Looks like the
last thread got Thrown Back concerning Stephenson's Anathem, and, now that I've read it, I've got some things to say.
There's going to be some spoilers, so if you haven't read it, and plan to, STOP NOW.
First, I started this book over a year ago. Got through the first 40 or 50 pages, and was all WTF Neal?!? Where o where are you headed? I had resigned myself to never going back to it, unless I got stuck in an airport or stranded on a desert island somewhere. Then you guys said "just bull your way through it, you'll see and it will be worth it". And it was!
I felt like I'd been thrown into a post-apocalyptic future where life centered around monastic orders of...avants? Oh, smart people. Or at least people that can figure things out, even if they have to laboriously set up chains of human calculators to do the math(s). So what's the point?

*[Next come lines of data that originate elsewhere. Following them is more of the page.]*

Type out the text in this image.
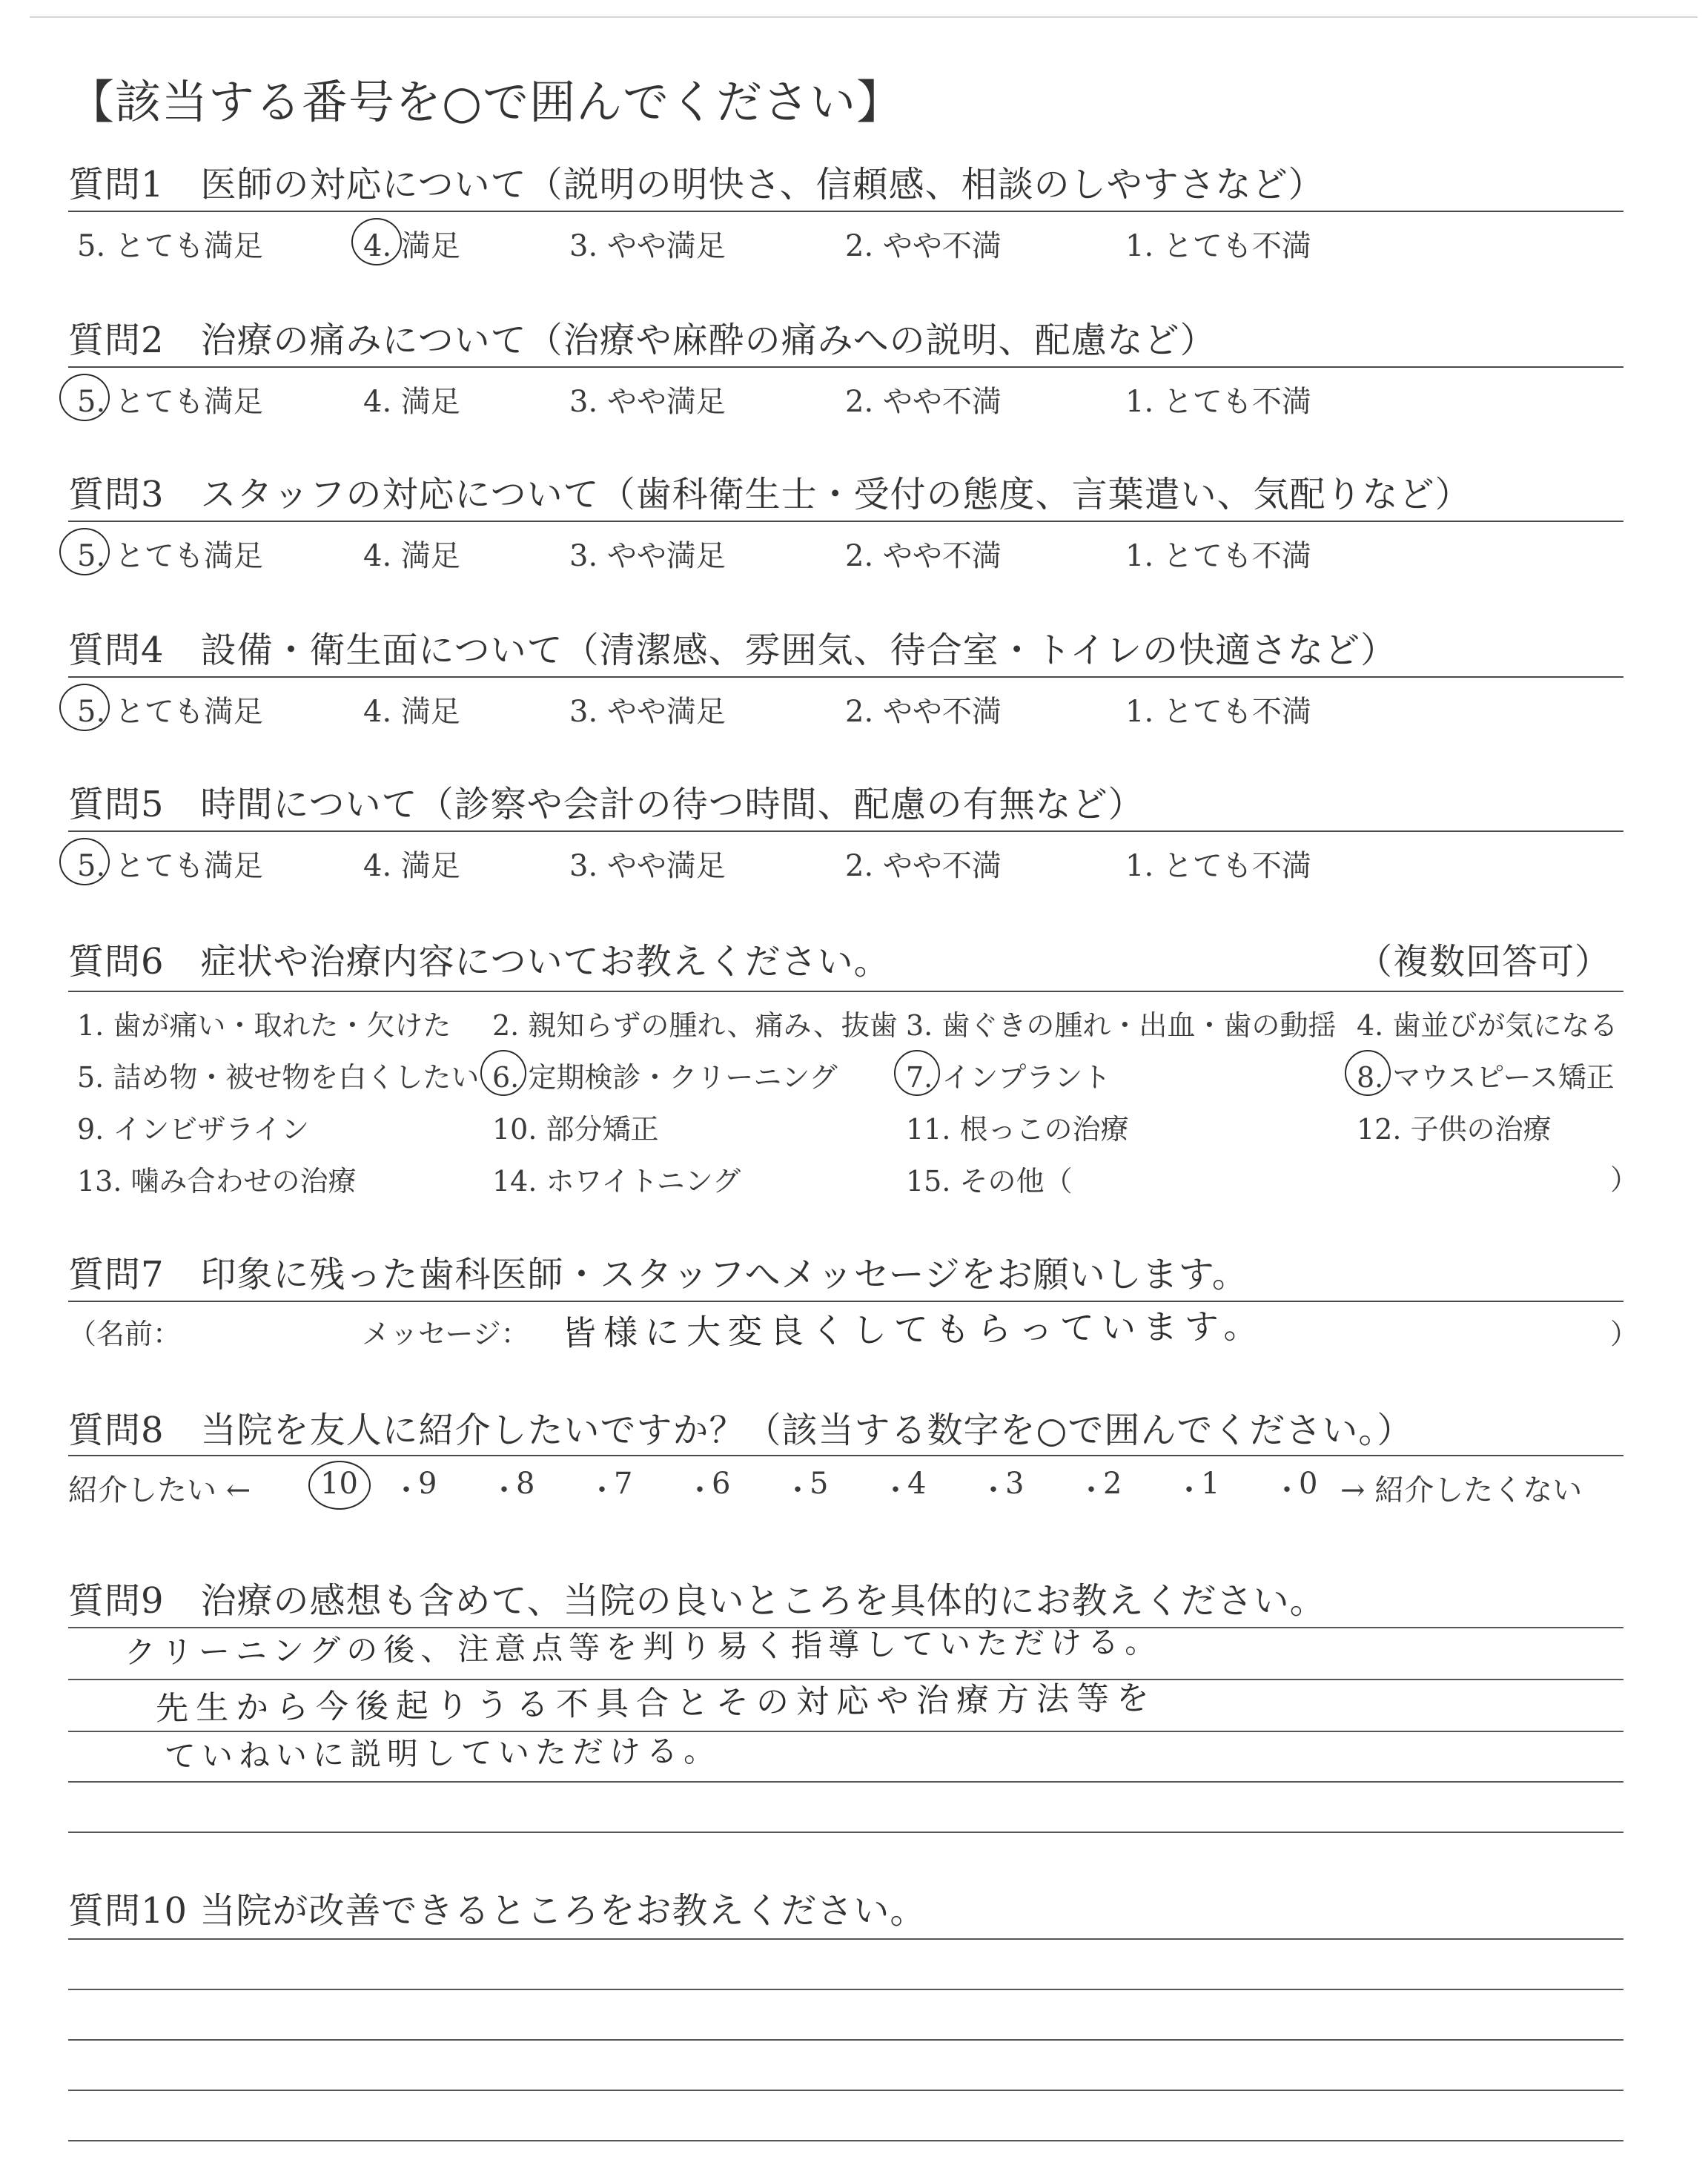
【該当する番号を○で囲んでください】
質問1　医師の対応について（説明の明快さ、信頼感、相談のしやすさなど）
5. とても満足	4. 満足	3. やや満足	2. やや不満	1. とても不満
質問2　治療の痛みについて（治療や麻酔の痛みへの説明、配慮など）
5. とても満足	4. 満足	3. やや満足	2. やや不満	1. とても不満
質問3　スタッフの対応について（歯科衛生士・受付の態度、言葉遣い、気配りなど）
5. とても満足	4. 満足	3. やや満足	2. やや不満	1. とても不満
質問4　設備・衛生面について（清潔感、雰囲気、待合室・トイレの快適さなど）
5. とても満足	4. 満足	3. やや満足	2. やや不満	1. とても不満
質問5　時間について（診察や会計の待つ時間、配慮の有無など）
5. とても満足	4. 満足	3. やや満足	2. やや不満	1. とても不満
質問6　症状や治療内容についてお教えください。	（複数回答可）
1. 歯が痛い・取れた・欠けた 2. 親知らずの腫れ、痛み、抜歯 3. 歯ぐきの腫れ・出血・歯の動揺 4. 歯並びが気になる
5. 詰め物・被せ物を白くしたい 6. 定期検診・クリーニング 7. インプラント	8. マウスピース矯正
9. インビザライン	10. 部分矯正	11. 根っこの治療	12. 子供の治療
13. 噛み合わせの治療	14. ホワイトニング	15. その他（	）
質問7　印象に残った歯科医師・スタッフへメッセージをお願いします。
（名前：	メッセージ： 皆様に大変良くしてもらっています。	）
質問8　当院を友人に紹介したいですか？（該当する数字を○で囲んでください。）
紹介したい ← 10 ・
9 ・
8 ・
7 ・
6 ・
5 ・
4 ・
3 ・
2 ・
1 ・
0 → 紹介したくない
質問9　治療の感想も含めて、当院の良いところを具体的にお教えください。
クリーニングの後、注意点等を判り易く指導していただける。
先生から今後起りうる不具合とその対応や治療方法等を
ていねいに説明していただける。
質問10 当院が改善できるところをお教えください。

Things started getting clearer when Orolo got Thrown Back, though even that seemed to be very dramatic for not much plot movement. Then, we discovered the alien spaceship. And not just any alien spaceship, but one trying to hide from us. That seems interesting!
Then, almost 75% of the way through the book, we realize they're not aliens. Or at least not aliens in the sense of Project Bluebook aliens. We ultimately find that they're from closely related alternate universes, from the multiverse concept almost certainly dictated by our current understanding of quantum mechanics and effects. And that the four groups of "aliens" probably represent 4 alternate universe versions of ourselves. Oh, and that one of those versions appears to actually be Earth, strangely dominated by French-speaking culture.
As I'm finishing it up, I'm thinking "this multiverse thing sure seems familiar". Neal partnered in writing a whole novel on just this concept, in "The Rise and Fall of DODO", which I found immensely entertaining, along with it's Neal-free sequel. And lo and behold, what do I find in the post0-script? An introductory selection from DODO!